Simple question  I know, but when doing a bathroom with floor to ceiling tiles do you put the cornice up before or after the tiles are done?. Or in fact do you have to put in a cornice at all?.
We are having one and a half walls of tiles and the rest painted.

----------


## myla

hi, 
depends on a few things, 
if the bottom edge of the cornice is greater than 10mm you could do cornice first and then tiles up to underside 
but if cornice 10mm or less then you will probably have to stop tiles short of cornice 
many people over the years have square set  ceilings (eliminated cornice) 
the problem with cornicing over tiles is if the tiles dont cover the entire wall, ie only the shower 
thanks

----------


## UteMad

cornice should go after so as to retain the botom edge.. if your in a hurry pack the wall out a bit at the cornice height ( up a few mm so tiles don't hit it  ) with fibro or somthing similar thickness to your tiles and fit before if needed then tile up to  
if you dont want cornice then square set the wall to the ceiling  
cheers utemad

----------


## cravenhaven

Thanks for the replies. I decided in the end that the modern look of tiles to the ceiling with no cornice is proabably the better look.
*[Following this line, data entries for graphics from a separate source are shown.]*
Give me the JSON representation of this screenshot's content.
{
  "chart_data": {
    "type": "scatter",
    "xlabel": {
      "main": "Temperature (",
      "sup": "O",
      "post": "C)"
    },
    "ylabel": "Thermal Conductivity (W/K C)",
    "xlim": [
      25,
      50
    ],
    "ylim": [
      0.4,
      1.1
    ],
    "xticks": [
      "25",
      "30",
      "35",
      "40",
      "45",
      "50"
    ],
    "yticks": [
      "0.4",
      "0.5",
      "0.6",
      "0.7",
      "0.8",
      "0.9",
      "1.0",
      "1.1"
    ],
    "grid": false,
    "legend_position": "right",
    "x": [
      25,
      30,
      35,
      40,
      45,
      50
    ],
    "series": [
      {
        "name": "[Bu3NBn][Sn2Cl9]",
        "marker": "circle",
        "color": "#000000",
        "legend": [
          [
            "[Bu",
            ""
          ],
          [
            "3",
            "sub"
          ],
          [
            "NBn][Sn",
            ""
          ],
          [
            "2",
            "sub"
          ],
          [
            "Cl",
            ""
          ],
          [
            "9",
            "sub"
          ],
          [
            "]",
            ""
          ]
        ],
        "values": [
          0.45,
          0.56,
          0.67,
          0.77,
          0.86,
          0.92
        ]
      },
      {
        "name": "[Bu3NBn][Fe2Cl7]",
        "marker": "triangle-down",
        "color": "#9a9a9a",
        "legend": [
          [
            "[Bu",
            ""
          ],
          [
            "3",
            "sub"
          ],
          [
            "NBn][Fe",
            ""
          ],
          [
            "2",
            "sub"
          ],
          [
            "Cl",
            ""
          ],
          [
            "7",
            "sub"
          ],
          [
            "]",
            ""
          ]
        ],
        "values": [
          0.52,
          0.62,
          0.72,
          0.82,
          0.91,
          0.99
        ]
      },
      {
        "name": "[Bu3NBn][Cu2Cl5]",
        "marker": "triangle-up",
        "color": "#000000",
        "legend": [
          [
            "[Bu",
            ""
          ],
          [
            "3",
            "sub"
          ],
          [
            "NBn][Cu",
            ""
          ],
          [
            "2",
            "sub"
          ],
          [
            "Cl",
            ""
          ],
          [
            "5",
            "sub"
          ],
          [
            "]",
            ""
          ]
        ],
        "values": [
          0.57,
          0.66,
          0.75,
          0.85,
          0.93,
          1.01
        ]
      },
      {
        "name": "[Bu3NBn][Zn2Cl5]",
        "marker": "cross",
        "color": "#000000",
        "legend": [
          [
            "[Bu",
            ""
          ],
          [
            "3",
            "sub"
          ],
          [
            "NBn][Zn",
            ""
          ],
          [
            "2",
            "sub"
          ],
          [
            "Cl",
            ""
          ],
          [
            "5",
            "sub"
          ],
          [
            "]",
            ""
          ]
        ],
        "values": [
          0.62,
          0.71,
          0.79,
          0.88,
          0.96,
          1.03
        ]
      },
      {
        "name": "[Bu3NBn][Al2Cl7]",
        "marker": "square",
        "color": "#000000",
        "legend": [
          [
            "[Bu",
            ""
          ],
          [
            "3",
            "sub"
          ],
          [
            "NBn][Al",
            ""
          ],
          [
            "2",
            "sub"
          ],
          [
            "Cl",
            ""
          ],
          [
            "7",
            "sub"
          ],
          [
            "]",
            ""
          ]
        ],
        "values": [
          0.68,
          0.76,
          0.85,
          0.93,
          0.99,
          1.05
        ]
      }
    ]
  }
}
I have all of one wall and part of the other to be tiled so at the moment I am going with cornice on the untiled part of that wall, but am willing to change my mind if I dont like the look later.

----------


## Teck

Hi, 
I want to raise tiles to the ceiling in the bathroom ie. only at the shower area. if the tiles dont cover the entire wall, does it really look bad with cornicing?
What is the most effective solution if the cornice is already done (our cornice is 10mm or less and we still prefer to have cornice all around bathroom)?
If we are to remove the cornice and replace with the new one, would the cornice on the untiled part of the wall leave gaps at the bottom edge? 
Appreciate your advice.

----------